W czwartek 30 grudnia Donald Tusk zamieścił na Twitterze życzenia noworoczne. Skupił się w nich na kwestii drożejącego gazu i apelował do rozsądku premiera Mateusza Morawieckiego. Podał przykłady, mówiące o podwyżkach z 200-300 zł do ponad tysiąca złotych.
„Milcz Panie Tusk w sprawach gazowych i nie atakuj rządu! To Pana rząd zatrzymał Baltic Pipe, opóźnił budowę gazoportu, umorzył Gazpromowi 1 mld zł, zwiększył dostawy gazu od Putina o 2,3 mld metrów sześciennych. Dziś Polacy płaczą i płacą za Pana deal’e z Kremlem!” – odpisał na wiadomość Tuska Janusz Kowalski. Do swojego tweeta dołączył link do własnego tekstu o polityce energetycznej rządu Tuska w latach 2007-2011.
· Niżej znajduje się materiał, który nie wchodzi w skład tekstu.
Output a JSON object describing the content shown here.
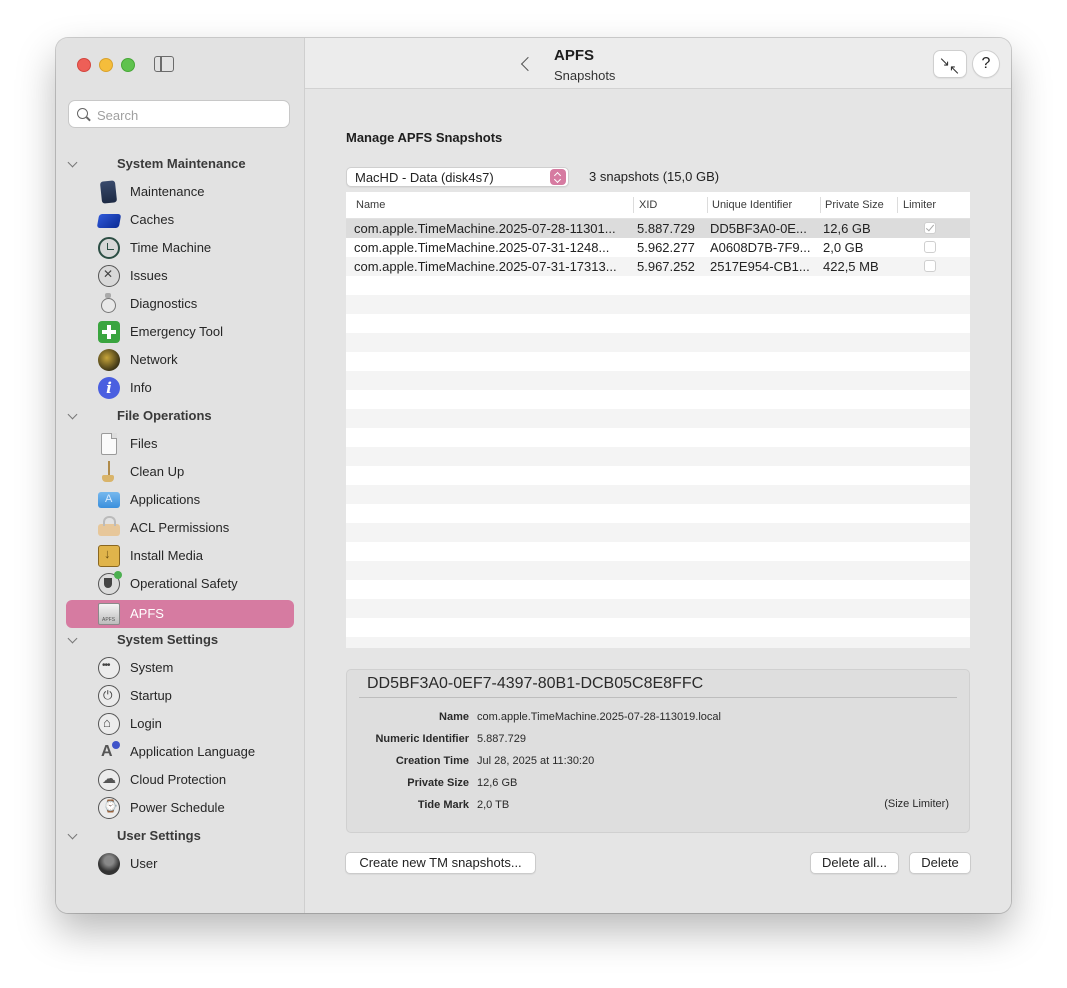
{
  "sidebar": {
    "search_placeholder": "Search",
    "sections": [
      {
        "label": "System Maintenance",
        "items": [
          {
            "label": "Maintenance",
            "icon": "maintenance-icon"
          },
          {
            "label": "Caches",
            "icon": "caches-icon"
          },
          {
            "label": "Time Machine",
            "icon": "time-machine-icon"
          },
          {
            "label": "Issues",
            "icon": "issues-icon"
          },
          {
            "label": "Diagnostics",
            "icon": "diagnostics-icon"
          },
          {
            "label": "Emergency Tool",
            "icon": "emergency-tool-icon"
          },
          {
            "label": "Network",
            "icon": "network-icon"
          },
          {
            "label": "Info",
            "icon": "info-icon"
          }
        ]
      },
      {
        "label": "File Operations",
        "items": [
          {
            "label": "Files",
            "icon": "files-icon"
          },
          {
            "label": "Clean Up",
            "icon": "clean-up-icon"
          },
          {
            "label": "Applications",
            "icon": "applications-icon"
          },
          {
            "label": "ACL Permissions",
            "icon": "acl-permissions-icon"
          },
          {
            "label": "Install Media",
            "icon": "install-media-icon"
          },
          {
            "label": "Operational Safety",
            "icon": "operational-safety-icon"
          },
          {
            "label": "APFS",
            "icon": "apfs-icon",
            "selected": true
          }
        ]
      },
      {
        "label": "System Settings",
        "items": [
          {
            "label": "System",
            "icon": "system-icon"
          },
          {
            "label": "Startup",
            "icon": "startup-icon"
          },
          {
            "label": "Login",
            "icon": "login-icon"
          },
          {
            "label": "Application Language",
            "icon": "application-language-icon"
          },
          {
            "label": "Cloud Protection",
            "icon": "cloud-protection-icon"
          },
          {
            "label": "Power Schedule",
            "icon": "power-schedule-icon"
          }
        ]
      },
      {
        "label": "User Settings",
        "items": [
          {
            "label": "User",
            "icon": "user-icon"
          }
        ]
      }
    ]
  },
  "header": {
    "title": "APFS",
    "subtitle": "Snapshots",
    "help_label": "?"
  },
  "main": {
    "section_title": "Manage APFS Snapshots",
    "volume_select": "MacHD - Data (disk4s7)",
    "snapshot_count": "3 snapshots (15,0 GB)",
    "table": {
      "columns": [
        "Name",
        "XID",
        "Unique Identifier",
        "Private Size",
        "Limiter"
      ],
      "rows": [
        {
          "name": "com.apple.TimeMachine.2025-07-28-11301...",
          "xid": "5.887.729",
          "uid": "DD5BF3A0-0E...",
          "size": "12,6 GB",
          "limiter": true
        },
        {
          "name": "com.apple.TimeMachine.2025-07-31-1248...",
          "xid": "5.962.277",
          "uid": "A0608D7B-7F9...",
          "size": "2,0 GB",
          "limiter": false
        },
        {
          "name": "com.apple.TimeMachine.2025-07-31-17313...",
          "xid": "5.967.252",
          "uid": "2517E954-CB1...",
          "size": "422,5 MB",
          "limiter": false
        }
      ]
    },
    "detail": {
      "uuid": "DD5BF3A0-0EF7-4397-80B1-DCB05C8E8FFC",
      "fields": [
        {
          "label": "Name",
          "value": "com.apple.TimeMachine.2025-07-28-113019.local"
        },
        {
          "label": "Numeric Identifier",
          "value": "5.887.729"
        },
        {
          "label": "Creation Time",
          "value": "Jul 28, 2025 at 11:30:20"
        },
        {
          "label": "Private Size",
          "value": "12,6 GB"
        },
        {
          "label": "Tide Mark",
          "value": "2,0 TB"
        }
      ],
      "size_limiter": "(Size Limiter)"
    },
    "buttons": {
      "create": "Create new TM snapshots...",
      "delete_all": "Delete all...",
      "delete": "Delete"
    }
  },
  "colors": {
    "accent": "#d67ba1",
    "sidebar_bg": "#e2e2e2",
    "content_bg": "#e5e5e5"
  }
}
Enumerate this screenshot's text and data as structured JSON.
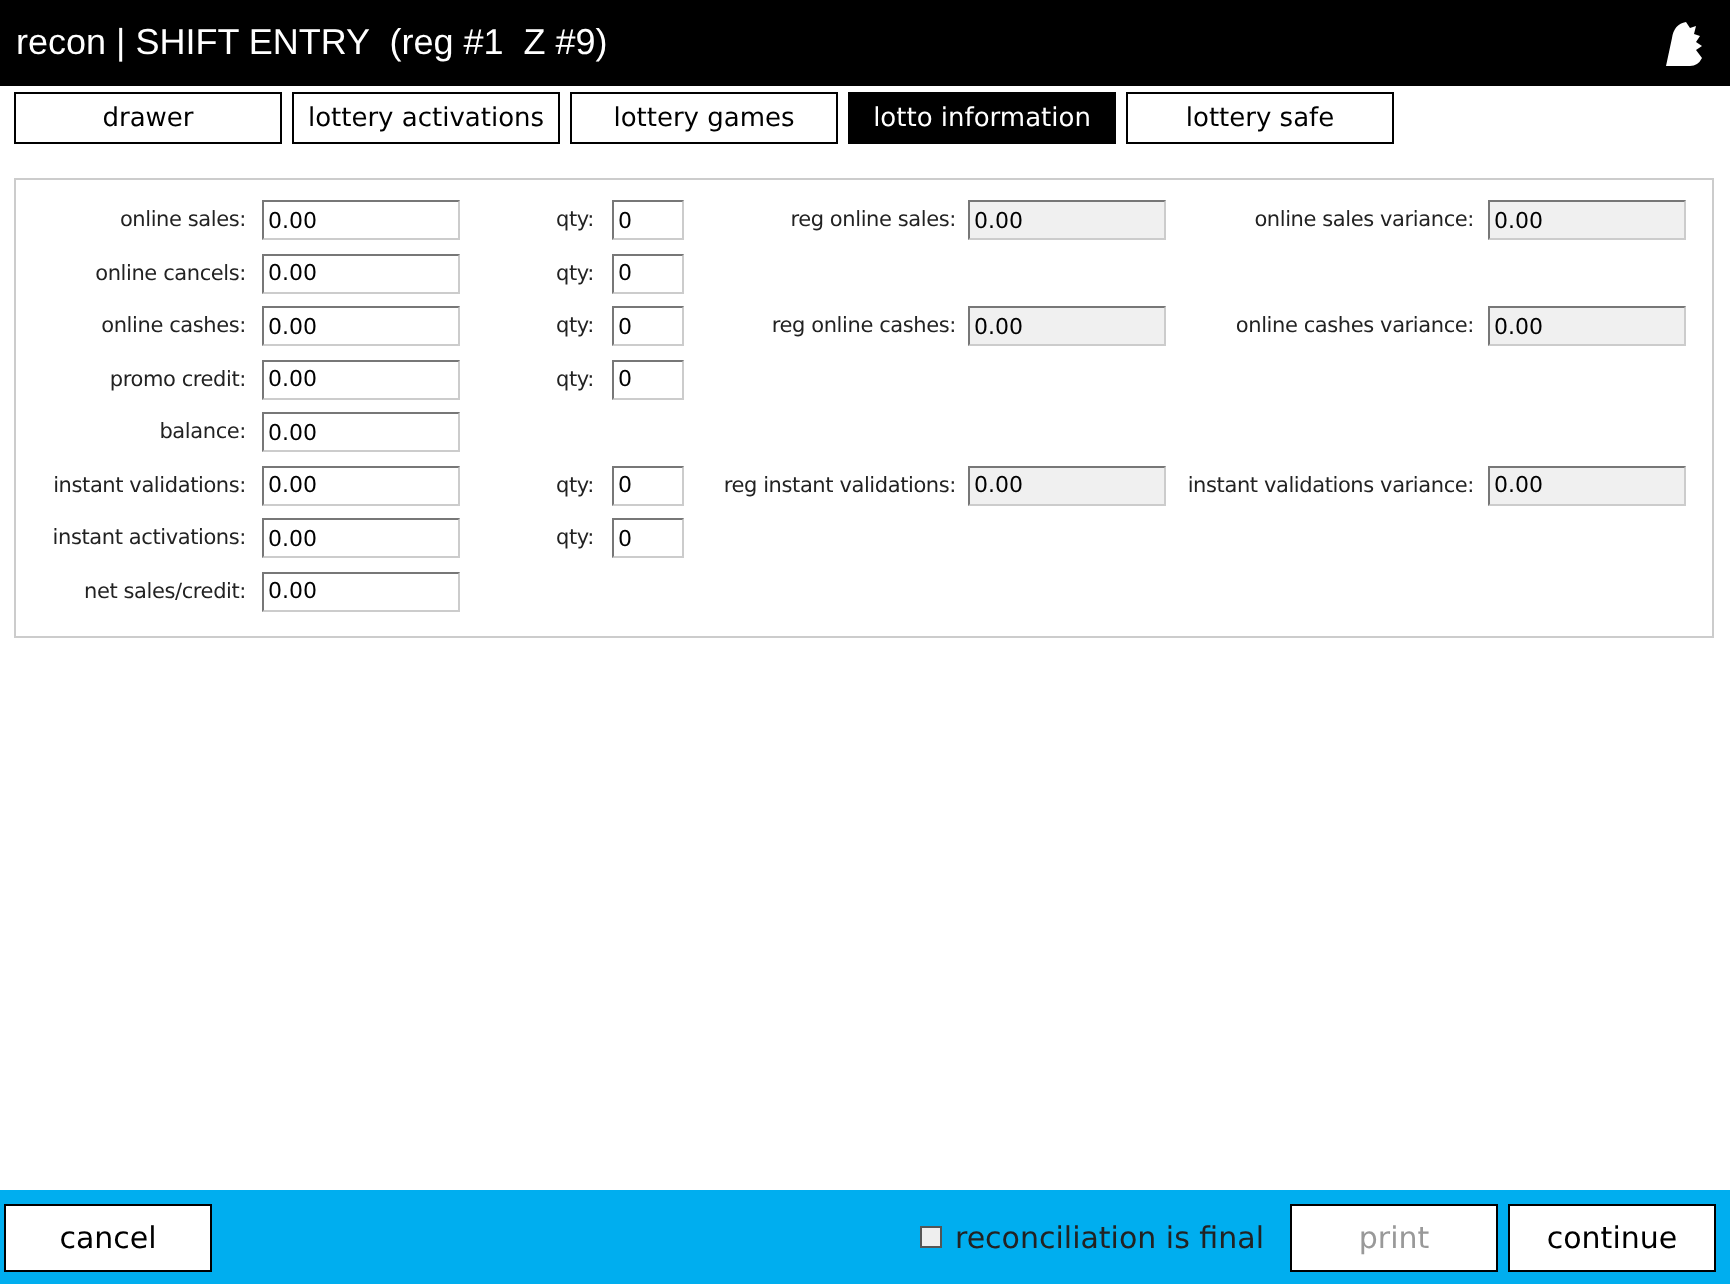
{
  "window": {
    "title": "recon | SHIFT ENTRY  (reg #1  Z #9)"
  },
  "tabs": [
    {
      "label": "drawer",
      "selected": false
    },
    {
      "label": "lottery activations",
      "selected": false
    },
    {
      "label": "lottery games",
      "selected": false
    },
    {
      "label": "lotto information",
      "selected": true
    },
    {
      "label": "lottery safe",
      "selected": false
    }
  ],
  "form_rows": [
    {
      "label": "online sales:",
      "value": "0.00",
      "qty": {
        "label": "qty:",
        "value": "0"
      },
      "reg": {
        "label": "reg online sales:",
        "value": "0.00",
        "disabled": true
      },
      "variance": {
        "label": "online sales variance:",
        "value": "0.00",
        "disabled": true
      }
    },
    {
      "label": "online cancels:",
      "value": "0.00",
      "qty": {
        "label": "qty:",
        "value": "0"
      }
    },
    {
      "label": "online cashes:",
      "value": "0.00",
      "qty": {
        "label": "qty:",
        "value": "0"
      },
      "reg": {
        "label": "reg online cashes:",
        "value": "0.00",
        "disabled": true
      },
      "variance": {
        "label": "online cashes variance:",
        "value": "0.00",
        "disabled": true
      }
    },
    {
      "label": "promo credit:",
      "value": "0.00",
      "qty": {
        "label": "qty:",
        "value": "0"
      }
    },
    {
      "label": "balance:",
      "value": "0.00"
    },
    {
      "label": "instant validations:",
      "value": "0.00",
      "qty": {
        "label": "qty:",
        "value": "0"
      },
      "reg": {
        "label": "reg instant validations:",
        "value": "0.00",
        "disabled": true
      },
      "variance": {
        "label": "instant validations variance:",
        "value": "0.00",
        "disabled": true
      }
    },
    {
      "label": "instant activations:",
      "value": "0.00",
      "qty": {
        "label": "qty:",
        "value": "0"
      }
    },
    {
      "label": "net sales/credit:",
      "value": "0.00"
    }
  ],
  "footer": {
    "cancel": {
      "label": "cancel",
      "disabled": false
    },
    "final_checkbox": {
      "label": "reconciliation is final",
      "checked": false
    },
    "print": {
      "label": "print",
      "disabled": true
    },
    "continue": {
      "label": "continue",
      "disabled": false
    }
  }
}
Na życzenia Donalda Tuska zareagował również Samuel Pereira z TVP Info. „Szkoda, że nie znalazł Pan w sobie nigdy odwagi, by z pretensjami uderzyć do Merkel albo Putina, który szantażuje gazowo Europę. Gdy w 2010 r. Jarosław Kaczyński ostrzegał was przed zakusami Kremla – zmieszaliście go z błotem i stanęliście w obronie Putina” – pisał na Twitterze. Czujność politycznego obozu Tuska pochwalił za to dziennikarz Jacek Gądek. Zwrócił uwagę, że temat podwyżek „leżał na ulicy” i wystarczyło go tylko podnieść.